- Also known as: Mr.865, Mack
- Born: Mack Williams Jr.
- Origin: Knoxville, Tennessee
- Genres: Rap
- Occupation: Rapper
- Instrument: Vocals
- Years active: 2000 - present
- Label: Universal Republic Records
- Website: www.myspace.com/mrmackbr

= Mr. Mack =

American rapper

Mack Williams Jr. is a rap artist who performs under the name Mr. Mack. He was born in Alcoa, Tennessee, and graduated from Alcoa High School.

He had released several independent mixtapes prior to signing with Universal Republic Records. His biggest hit to date, the 2006 single "Where You From? (Da 865)", became a statewide anthem in the Tennessee rap scene. In 2007, "Where You From?" was featured on a compilation album, Preview Presents Greeting From Knoxville, released by Knoxnews.com.

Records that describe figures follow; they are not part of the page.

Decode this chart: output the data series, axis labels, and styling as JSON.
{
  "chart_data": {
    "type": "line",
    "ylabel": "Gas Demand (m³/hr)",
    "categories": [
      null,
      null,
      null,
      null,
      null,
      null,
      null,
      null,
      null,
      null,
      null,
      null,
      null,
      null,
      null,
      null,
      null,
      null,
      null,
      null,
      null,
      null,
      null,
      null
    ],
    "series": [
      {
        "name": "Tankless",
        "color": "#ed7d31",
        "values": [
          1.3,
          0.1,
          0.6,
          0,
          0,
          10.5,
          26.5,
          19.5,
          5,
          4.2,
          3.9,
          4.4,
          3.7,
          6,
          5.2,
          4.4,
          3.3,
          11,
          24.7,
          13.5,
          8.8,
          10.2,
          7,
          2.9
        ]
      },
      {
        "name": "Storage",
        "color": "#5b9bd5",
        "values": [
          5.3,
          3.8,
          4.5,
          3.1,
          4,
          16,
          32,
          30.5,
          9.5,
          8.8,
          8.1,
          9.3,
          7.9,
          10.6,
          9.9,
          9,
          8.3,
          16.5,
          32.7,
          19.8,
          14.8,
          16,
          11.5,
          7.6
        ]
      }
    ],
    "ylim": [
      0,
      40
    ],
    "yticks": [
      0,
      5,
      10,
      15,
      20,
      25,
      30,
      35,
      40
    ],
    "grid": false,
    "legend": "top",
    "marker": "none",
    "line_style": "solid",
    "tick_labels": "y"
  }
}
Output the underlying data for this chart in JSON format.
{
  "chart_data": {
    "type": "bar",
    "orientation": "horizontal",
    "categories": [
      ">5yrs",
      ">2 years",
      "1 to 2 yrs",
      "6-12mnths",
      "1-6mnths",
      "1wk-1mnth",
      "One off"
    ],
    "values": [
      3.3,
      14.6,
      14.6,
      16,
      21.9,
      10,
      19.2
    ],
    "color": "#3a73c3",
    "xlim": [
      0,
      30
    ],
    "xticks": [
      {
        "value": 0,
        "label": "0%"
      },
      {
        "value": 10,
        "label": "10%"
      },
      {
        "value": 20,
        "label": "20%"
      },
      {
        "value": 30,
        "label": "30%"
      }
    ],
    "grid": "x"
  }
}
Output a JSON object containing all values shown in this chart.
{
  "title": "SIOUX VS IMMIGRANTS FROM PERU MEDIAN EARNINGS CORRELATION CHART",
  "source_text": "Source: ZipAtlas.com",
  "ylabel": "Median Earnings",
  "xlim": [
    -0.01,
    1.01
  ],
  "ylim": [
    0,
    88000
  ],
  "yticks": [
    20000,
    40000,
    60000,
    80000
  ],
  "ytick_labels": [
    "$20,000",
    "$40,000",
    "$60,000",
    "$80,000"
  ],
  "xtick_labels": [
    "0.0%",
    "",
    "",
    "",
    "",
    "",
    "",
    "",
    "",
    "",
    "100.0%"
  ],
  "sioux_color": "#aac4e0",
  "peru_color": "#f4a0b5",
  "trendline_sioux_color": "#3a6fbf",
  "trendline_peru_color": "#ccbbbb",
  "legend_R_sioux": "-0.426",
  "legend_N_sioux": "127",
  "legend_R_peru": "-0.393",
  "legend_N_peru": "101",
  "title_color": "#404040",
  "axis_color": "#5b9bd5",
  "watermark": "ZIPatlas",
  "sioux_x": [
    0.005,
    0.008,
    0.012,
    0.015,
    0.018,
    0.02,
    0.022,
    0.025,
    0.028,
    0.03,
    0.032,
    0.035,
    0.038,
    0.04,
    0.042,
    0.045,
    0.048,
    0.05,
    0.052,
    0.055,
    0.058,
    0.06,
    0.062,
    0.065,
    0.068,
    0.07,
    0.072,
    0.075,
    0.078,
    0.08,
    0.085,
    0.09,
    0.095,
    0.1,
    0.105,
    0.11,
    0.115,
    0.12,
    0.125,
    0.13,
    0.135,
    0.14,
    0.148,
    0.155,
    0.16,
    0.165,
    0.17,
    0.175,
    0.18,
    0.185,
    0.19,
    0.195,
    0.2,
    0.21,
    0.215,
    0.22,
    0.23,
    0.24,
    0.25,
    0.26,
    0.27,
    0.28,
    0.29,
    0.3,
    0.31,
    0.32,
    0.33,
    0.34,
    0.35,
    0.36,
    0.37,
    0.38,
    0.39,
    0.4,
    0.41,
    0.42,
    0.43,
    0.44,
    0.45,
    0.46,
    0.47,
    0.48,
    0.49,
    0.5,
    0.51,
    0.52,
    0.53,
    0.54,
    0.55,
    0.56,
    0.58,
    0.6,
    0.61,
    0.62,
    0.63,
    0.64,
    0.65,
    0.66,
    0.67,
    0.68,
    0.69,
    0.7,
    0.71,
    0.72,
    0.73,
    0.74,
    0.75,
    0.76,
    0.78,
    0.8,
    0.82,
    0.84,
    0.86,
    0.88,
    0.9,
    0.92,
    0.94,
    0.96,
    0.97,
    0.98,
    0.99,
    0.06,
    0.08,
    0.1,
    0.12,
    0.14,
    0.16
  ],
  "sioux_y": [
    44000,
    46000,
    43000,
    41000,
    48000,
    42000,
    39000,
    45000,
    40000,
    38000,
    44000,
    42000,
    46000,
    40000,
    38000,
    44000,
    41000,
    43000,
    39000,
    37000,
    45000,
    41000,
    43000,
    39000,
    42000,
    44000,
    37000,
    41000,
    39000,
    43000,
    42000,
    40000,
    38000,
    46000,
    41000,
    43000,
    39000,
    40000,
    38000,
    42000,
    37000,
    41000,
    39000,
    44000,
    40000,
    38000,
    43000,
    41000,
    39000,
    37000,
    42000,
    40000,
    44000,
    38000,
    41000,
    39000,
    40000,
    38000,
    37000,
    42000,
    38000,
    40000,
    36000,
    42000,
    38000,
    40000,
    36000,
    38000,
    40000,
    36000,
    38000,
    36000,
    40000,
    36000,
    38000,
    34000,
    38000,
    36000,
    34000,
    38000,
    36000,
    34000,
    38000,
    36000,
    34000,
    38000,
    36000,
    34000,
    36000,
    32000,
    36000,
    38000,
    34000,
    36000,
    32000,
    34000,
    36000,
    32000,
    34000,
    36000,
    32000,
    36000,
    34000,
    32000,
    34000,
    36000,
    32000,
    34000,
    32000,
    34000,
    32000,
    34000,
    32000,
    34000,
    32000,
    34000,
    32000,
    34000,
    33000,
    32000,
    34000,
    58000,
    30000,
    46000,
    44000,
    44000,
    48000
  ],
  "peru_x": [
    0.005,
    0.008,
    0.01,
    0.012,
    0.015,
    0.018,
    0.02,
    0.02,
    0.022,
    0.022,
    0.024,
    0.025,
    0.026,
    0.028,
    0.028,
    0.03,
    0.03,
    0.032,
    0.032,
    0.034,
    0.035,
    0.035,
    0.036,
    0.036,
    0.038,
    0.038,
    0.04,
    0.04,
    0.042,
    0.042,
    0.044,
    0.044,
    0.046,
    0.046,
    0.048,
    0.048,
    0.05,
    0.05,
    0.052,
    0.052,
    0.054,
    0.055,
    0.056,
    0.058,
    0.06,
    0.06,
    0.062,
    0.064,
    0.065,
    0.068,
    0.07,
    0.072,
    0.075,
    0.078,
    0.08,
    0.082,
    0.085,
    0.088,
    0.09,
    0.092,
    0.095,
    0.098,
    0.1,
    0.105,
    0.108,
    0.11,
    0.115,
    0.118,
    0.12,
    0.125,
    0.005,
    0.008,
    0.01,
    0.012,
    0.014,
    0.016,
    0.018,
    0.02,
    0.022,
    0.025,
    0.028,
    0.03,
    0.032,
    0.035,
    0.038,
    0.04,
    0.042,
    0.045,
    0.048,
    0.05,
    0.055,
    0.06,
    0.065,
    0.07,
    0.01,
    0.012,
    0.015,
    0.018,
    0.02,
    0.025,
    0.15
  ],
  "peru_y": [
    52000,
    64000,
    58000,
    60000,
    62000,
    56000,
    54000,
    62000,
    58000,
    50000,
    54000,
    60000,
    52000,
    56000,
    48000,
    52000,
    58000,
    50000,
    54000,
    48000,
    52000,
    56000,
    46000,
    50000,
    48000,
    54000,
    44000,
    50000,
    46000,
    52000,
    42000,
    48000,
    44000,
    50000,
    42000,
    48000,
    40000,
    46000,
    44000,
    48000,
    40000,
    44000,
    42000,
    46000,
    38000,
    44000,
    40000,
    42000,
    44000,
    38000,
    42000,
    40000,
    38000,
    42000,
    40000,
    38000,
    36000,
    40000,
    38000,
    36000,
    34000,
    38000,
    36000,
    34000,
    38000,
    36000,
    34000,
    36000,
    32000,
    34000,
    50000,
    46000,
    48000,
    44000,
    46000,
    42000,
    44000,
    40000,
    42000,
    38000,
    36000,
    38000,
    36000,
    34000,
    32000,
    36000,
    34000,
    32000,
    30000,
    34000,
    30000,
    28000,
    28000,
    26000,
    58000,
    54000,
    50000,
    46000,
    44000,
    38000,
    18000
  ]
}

Mr. Mack is currently working on his debut album Self Made. It is targeted for release in late fall.
Mack has had several popular songs released on regional radio. He was also featured in the award winning documentary "East Tennessee Hard Hitters" directed by Shannon M. Grier and Blu Chez in 2009.
He has many live videos on YouTube, as well as having been featured on the television and radio program Studio 865, broadcast by the University of Tennessee. Mr. Mack has released several projects recently including his latest album "BLOW" which is nominated for Album of the Year @ the 2012 SEA Awards. He also just released a new video "Think It Over" f/ Project Pat & Young Ralph directed by AXTION.